For Valentine’s Day, I wrote about the One Billion Rising movement that is staging actions around the world today to bring attention to the epidemic of violence against women. I was initially unconvinced; here’s why I came around:
That basic necessity that so many women lack – being safe in our own bodies – is what made me finally come around to the OBR call to dance. It’s our bodies that are violated. It’s our bodies that are politicized and subjected to laws about what we can or can’t cover or how we can or can’t reproduce or what our families should look like.
It’s our bodies that are blamed for the harm that comes to us, when we’re told that we were hurt because we’re too tempting, too sexual, too ugly, too loud, too easy, too feminine, too manly, too vulnerable. It’s our bodies that too often feel like the enemy, when our own self-worth is worn down by cultural myths that we’re too fat, too dark, too poor, too awkward, too shy, too sexy, too female, too masculine, too strong, too weak, too big, too little.
And so it’s with our bodies that we should act.
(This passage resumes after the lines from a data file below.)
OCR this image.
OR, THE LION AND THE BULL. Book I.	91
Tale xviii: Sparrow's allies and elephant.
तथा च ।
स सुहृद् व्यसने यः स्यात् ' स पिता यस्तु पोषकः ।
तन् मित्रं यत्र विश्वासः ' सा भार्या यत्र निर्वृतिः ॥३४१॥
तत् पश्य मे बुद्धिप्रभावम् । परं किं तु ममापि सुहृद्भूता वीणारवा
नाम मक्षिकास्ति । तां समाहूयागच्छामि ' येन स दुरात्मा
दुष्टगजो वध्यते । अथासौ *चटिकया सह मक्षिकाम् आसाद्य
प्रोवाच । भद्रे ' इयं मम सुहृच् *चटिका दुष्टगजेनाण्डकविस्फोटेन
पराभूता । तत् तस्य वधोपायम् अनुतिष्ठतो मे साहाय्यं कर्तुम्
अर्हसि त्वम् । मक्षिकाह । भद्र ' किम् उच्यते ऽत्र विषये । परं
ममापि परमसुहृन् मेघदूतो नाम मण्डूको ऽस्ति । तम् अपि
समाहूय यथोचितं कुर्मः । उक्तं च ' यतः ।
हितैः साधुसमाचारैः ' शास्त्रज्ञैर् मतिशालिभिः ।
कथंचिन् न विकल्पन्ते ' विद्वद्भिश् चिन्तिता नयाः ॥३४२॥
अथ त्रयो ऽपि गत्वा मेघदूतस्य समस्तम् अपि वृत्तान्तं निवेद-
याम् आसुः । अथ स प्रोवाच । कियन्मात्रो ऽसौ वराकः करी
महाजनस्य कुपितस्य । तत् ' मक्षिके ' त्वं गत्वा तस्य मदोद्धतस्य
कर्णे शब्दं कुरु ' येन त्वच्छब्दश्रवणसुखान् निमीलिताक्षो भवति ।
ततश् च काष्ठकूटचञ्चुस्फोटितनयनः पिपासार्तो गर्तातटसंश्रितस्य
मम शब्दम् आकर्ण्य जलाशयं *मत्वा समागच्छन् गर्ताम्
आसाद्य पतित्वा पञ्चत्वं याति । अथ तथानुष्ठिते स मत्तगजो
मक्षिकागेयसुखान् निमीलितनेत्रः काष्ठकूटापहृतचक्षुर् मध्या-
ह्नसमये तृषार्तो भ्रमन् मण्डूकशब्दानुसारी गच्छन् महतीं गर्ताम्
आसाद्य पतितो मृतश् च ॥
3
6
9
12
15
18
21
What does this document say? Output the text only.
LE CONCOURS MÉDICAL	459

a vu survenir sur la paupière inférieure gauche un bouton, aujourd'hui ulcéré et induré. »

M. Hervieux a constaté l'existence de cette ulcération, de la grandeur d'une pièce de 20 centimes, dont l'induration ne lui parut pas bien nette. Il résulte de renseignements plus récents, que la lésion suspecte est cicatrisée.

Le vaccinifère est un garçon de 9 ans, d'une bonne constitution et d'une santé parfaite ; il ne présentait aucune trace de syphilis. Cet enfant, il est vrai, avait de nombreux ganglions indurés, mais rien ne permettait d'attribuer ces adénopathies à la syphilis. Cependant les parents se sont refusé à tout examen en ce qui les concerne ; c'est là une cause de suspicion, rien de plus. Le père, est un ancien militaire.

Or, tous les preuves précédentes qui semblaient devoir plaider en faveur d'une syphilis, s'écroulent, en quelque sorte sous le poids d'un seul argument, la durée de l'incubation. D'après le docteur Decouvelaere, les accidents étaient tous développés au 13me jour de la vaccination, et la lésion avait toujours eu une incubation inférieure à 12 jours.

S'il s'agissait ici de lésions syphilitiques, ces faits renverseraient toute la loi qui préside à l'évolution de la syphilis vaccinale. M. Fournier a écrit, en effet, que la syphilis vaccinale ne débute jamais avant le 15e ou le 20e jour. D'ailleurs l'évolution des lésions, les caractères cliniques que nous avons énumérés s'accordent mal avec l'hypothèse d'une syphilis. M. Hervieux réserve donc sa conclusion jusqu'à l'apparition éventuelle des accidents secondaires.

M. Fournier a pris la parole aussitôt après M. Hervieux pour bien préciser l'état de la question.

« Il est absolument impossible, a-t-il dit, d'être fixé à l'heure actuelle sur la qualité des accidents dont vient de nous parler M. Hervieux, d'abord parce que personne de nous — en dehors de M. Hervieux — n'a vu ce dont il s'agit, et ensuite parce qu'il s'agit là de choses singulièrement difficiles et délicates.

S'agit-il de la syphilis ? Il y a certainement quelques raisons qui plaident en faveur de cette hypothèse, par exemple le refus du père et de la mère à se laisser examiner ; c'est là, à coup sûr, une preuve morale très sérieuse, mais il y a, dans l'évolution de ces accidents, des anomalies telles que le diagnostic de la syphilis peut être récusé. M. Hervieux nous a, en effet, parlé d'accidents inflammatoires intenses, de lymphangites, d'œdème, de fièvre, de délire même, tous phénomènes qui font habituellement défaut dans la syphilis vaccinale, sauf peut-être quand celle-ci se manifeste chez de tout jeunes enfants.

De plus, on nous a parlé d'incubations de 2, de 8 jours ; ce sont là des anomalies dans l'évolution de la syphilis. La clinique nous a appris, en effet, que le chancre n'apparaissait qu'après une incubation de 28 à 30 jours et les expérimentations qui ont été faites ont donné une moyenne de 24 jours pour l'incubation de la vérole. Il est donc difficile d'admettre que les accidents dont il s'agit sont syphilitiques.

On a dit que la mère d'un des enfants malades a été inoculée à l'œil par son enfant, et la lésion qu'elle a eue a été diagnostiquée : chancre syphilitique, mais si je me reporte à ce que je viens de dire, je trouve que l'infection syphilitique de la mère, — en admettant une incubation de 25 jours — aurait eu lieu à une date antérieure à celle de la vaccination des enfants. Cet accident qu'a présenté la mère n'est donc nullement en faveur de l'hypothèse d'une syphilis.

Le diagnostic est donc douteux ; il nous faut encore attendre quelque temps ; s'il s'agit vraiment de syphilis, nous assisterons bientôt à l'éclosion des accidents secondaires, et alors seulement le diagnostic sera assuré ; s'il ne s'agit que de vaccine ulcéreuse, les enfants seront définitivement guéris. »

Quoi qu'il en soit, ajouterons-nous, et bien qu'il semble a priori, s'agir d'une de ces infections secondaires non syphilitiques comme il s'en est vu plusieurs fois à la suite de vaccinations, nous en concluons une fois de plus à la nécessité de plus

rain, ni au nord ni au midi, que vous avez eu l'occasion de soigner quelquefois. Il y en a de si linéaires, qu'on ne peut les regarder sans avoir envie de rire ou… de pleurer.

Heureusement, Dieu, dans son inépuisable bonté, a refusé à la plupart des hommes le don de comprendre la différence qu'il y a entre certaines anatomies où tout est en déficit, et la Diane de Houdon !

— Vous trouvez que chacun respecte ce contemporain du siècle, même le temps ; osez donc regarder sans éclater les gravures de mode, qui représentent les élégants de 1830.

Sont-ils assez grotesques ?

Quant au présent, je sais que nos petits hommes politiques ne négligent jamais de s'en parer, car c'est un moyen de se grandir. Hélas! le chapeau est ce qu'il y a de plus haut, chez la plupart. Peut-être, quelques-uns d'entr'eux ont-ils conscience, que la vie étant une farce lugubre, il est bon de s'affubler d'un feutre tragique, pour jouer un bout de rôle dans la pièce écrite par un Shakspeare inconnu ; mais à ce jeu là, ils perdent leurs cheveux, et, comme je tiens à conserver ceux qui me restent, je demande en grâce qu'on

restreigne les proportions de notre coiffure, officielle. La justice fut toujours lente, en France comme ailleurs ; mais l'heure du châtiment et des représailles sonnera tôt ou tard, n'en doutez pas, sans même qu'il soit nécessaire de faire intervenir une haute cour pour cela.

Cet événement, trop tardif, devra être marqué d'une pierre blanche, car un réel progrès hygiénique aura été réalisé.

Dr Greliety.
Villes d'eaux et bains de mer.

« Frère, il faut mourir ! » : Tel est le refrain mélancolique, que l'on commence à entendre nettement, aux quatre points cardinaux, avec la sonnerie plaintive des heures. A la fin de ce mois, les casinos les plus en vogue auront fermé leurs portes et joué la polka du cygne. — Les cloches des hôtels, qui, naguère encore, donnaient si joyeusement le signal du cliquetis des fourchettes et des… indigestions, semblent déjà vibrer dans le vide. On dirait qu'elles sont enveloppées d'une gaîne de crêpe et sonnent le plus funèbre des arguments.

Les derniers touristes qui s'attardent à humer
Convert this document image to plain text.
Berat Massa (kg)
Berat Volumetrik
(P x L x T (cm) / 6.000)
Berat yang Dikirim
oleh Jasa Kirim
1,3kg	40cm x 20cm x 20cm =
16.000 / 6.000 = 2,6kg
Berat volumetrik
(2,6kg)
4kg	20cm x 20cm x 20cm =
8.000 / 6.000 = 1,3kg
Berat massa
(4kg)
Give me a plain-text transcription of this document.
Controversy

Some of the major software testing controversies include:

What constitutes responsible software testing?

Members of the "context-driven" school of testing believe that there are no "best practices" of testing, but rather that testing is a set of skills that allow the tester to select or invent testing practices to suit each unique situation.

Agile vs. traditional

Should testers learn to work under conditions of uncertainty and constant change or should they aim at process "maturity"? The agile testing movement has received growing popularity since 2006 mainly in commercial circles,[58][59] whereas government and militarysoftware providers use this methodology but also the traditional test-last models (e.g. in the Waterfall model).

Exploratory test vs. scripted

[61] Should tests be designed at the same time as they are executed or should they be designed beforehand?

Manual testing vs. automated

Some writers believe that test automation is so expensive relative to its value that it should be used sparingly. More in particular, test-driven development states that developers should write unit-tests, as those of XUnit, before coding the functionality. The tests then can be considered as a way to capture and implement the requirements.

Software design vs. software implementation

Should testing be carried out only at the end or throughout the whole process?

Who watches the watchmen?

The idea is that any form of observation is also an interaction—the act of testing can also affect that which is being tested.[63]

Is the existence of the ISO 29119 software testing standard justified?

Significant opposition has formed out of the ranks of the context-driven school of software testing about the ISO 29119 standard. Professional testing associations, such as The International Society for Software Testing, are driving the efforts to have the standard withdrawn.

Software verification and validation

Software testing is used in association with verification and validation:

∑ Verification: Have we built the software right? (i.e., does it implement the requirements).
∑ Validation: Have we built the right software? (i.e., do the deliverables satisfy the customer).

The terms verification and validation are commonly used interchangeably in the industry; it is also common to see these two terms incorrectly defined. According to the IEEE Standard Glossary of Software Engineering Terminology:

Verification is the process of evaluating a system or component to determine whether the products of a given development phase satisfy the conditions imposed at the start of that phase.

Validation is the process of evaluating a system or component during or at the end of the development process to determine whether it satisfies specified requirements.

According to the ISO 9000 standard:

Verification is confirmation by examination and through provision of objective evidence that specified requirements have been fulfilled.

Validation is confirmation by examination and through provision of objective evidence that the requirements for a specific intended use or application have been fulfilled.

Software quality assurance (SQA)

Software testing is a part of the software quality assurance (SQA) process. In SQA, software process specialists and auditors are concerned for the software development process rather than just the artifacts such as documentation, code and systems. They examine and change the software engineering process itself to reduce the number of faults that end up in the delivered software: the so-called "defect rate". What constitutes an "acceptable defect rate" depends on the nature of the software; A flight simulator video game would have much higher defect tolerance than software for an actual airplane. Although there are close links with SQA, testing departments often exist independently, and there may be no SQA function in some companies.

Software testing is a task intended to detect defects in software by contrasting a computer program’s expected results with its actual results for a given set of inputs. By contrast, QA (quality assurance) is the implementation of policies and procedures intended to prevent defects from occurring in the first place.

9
When our bodies have been politicized, targeted and defined for us, there’s power in the simple enjoyment of that body. When women are supposed to be small and inoffensive, taking up public space is a radical act. It’s unladylike. Dance, OBR reminds us, is both free and freeing.
Will dance save the world? Of course not. And it certainly won’t end violence against women. But any worldwide movement that focuses on the appalling levels of violence that women face and crafts a national day of action to push back against that violence is fine with me.